Besonders in Teams, in denen der eine auf die Arbeit des anderen angewiesen ist, entständen dadurch aber auch Probleme, wenn die Beschäftigten aufgrund flexibler Arbeitszeitmodelle weniger Kontakt zueinander hätten, so Schermuly weiter. Arbeitsprozesse würden sich verlangsamen und im Team entstehe Frustpotenzial.
Unternehmen könnten dem aber entgegenwirken, indem sie sich mit angepasstem Management auf die neue Flexibilität einstellten, sagt der Wirtschaftspsychologe weiter. Er empfehle, dass die Teams je nach Herausforderung flexibel agierten.

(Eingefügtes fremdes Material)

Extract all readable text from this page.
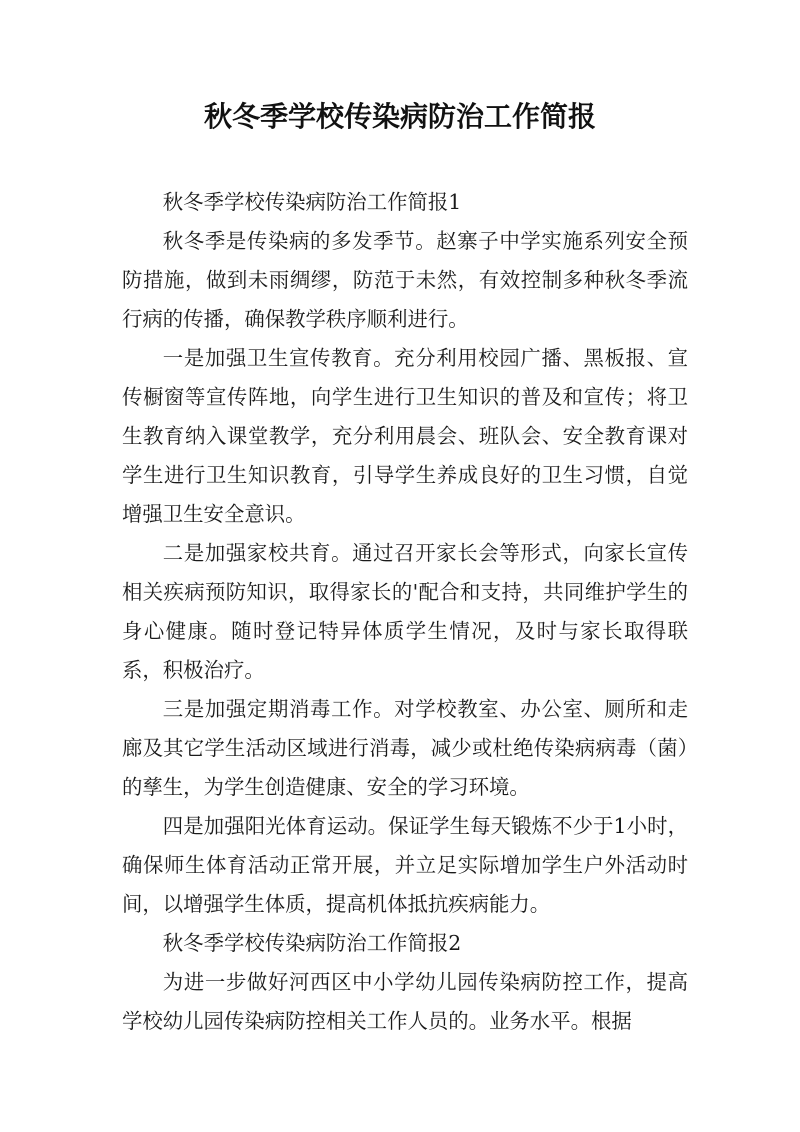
秋冬季学校传染病防治工作简报

秋冬季学校传染病防治工作简报1

秋冬季是传染病的多发季节。赵寨子中学实施系列安全预防措施，做到未雨绸缪，防范于未然，有效控制多种秋冬季流行病的传播，确保教学秩序顺利进行。

一是加强卫生宣传教育。充分利用校园广播、黑板报、宣传橱窗等宣传阵地，向学生进行卫生知识的普及和宣传；将卫生教育纳入课堂教学，充分利用晨会、班队会、安全教育课对学生进行卫生知识教育，引导学生养成良好的卫生习惯，自觉增强卫生安全意识。

二是加强家校共育。通过召开家长会等形式，向家长宣传相关疾病预防知识，取得家长的'配合和支持，共同维护学生的身心健康。随时登记特异体质学生情况，及时与家长取得联系，积极治疗。

三是加强定期消毒工作。对学校教室、办公室、厕所和走廊及其它学生活动区域进行消毒，减少或杜绝传染病病毒（菌）的孳生，为学生创造健康、安全的学习环境。

四是加强阳光体育运动。保证学生每天锻炼不少于1小时，确保师生体育活动正常开展，并立足实际增加学生户外活动时间，以增强学生体质，提高机体抵抗疾病能力。

秋冬季学校传染病防治工作简报2

为进一步做好河西区中小学幼儿园传染病防控工作，提高学校幼儿园传染病防控相关工作人员的。业务水平。根据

Wenn persönlicher Austausch zum Erreichen eines Ziels besonders wichtig sei, müsse sich das Team eben zeitweise eine Präsenzpflicht für alle auferlegen, um danach wieder Freiheiten durch die flexiblen Arbeitszeiten genießen zu können. Jeder Bereich in einem Unternehmen müsse auch personell auf seine besonderen Anforderungen reagieren können.
Die Unternehmensverbände Berlin-Brandenburg (UVB) sehen die Entwicklung hin zu geringerer Arbeitszeit eher kritisch. "Der Wunsch nach mehr Teilzeitarbeit ist vor allem dort ein Thema, wo es die Einkommenssituation zulässt", sagt Alexander Schirp, stellvertretender Hauptgeschäftsführer der UVB .
Unternehmen könnten dem begegnen, indem sie zunehmend Leistungen outsourcen oder ihre Produktivität steigern, so Schirp. Für beide Instrumente gebe es jedoch Grenzen.
Der stellvertretende UVB-Geschäftsführer betont weiterhin, dass es wichtig sei, dass die Unternehmen über die Arbeitszeit-Modelle das letzte Wort haben. "Wenn eine Vier-Tage-Woche zur Organisation und den Abläufen eines Betriebs passt, kann sie für beide Seiten sinnvoll sein. Eine gesetzlich oder tarifvertraglich festgeschriebene Arbeitszeitverkürzung für alle halten wir für den falschen Weg. Eine generelle Vier-Tage-Woche würde den Fachkräftemangel noch einmal dramatisch verschärfen", warnt Schirp.